Soon after the publication of his book, Livingstone returned to Africa with his brother on a government expedition to explore the Zambezi River. Livingstone’s aim was to use the Zambezi as a way into the centre of Africa to open it up to commerce and missionary work. In a letter to Lord Clarendon, the then foreign secretary, Livingstone wrote: ‘Because I believe we can by legitimate commerce, in the course of a few years, put an entire stop to the traffic in slaves over a large extent of territory.’

The Zambezi expedition was not a great success and was recalled after five years. Livingstone, however, had managed to gather a large amount of geographical and scientific information and had discovered Lake Nyasa. He also gained first-hand knowledge of the Arab slave trade, which was still actively pursued in East Africa. He published his experiences in Narrative of an expedition to the Zambesi and its tributaries and of the discovery of the Lakes Shirwa and Nyassa, 1858-1864, written together with his brother Charles.
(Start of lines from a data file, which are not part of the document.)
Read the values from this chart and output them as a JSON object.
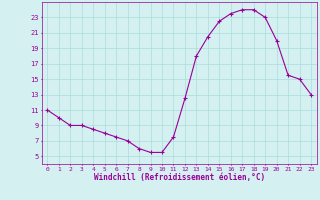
{
  "hours": [
    0,
    1,
    2,
    3,
    4,
    5,
    6,
    7,
    8,
    9,
    10,
    11,
    12,
    13,
    14,
    15,
    16,
    17,
    18,
    19,
    20,
    21,
    22,
    23
  ],
  "temps": [
    11,
    10,
    9,
    9,
    8.5,
    8,
    7.5,
    7,
    6,
    5.5,
    5.5,
    7.5,
    12.5,
    18,
    20.5,
    22.5,
    23.5,
    24,
    24,
    23,
    20,
    15.5,
    15,
    13
  ],
  "line_color": "#990099",
  "bg_color": "#d4f0f0",
  "grid_color": "#aadddd",
  "text_color": "#990099",
  "xlabel": "Windchill (Refroidissement éolien,°C)",
  "ylim": [
    4,
    25
  ],
  "xlim": [
    -0.5,
    23.5
  ],
  "yticks": [
    5,
    7,
    9,
    11,
    13,
    15,
    17,
    19,
    21,
    23
  ],
  "xticks": [
    0,
    1,
    2,
    3,
    4,
    5,
    6,
    7,
    8,
    9,
    10,
    11,
    12,
    13,
    14,
    15,
    16,
    17,
    18,
    19,
    20,
    21,
    22,
    23
  ]
}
In 1866 Livingstone left for his third expedition with the intention to explore the watershed west of Lake Tanganyika, where he suspected the true source of the Nile to be. During this trip, contact with him was lost and nobody knew what had become of him until Henry Morton Stanley (1841-1904), who had been sent out by the New York Herald to look for him, found him at Ujiji on the shores of Lake Tanganyika and uttered the famous words: ‘Dr. Livingstone, I presume?’

Livingstone died on this last trip in 1873.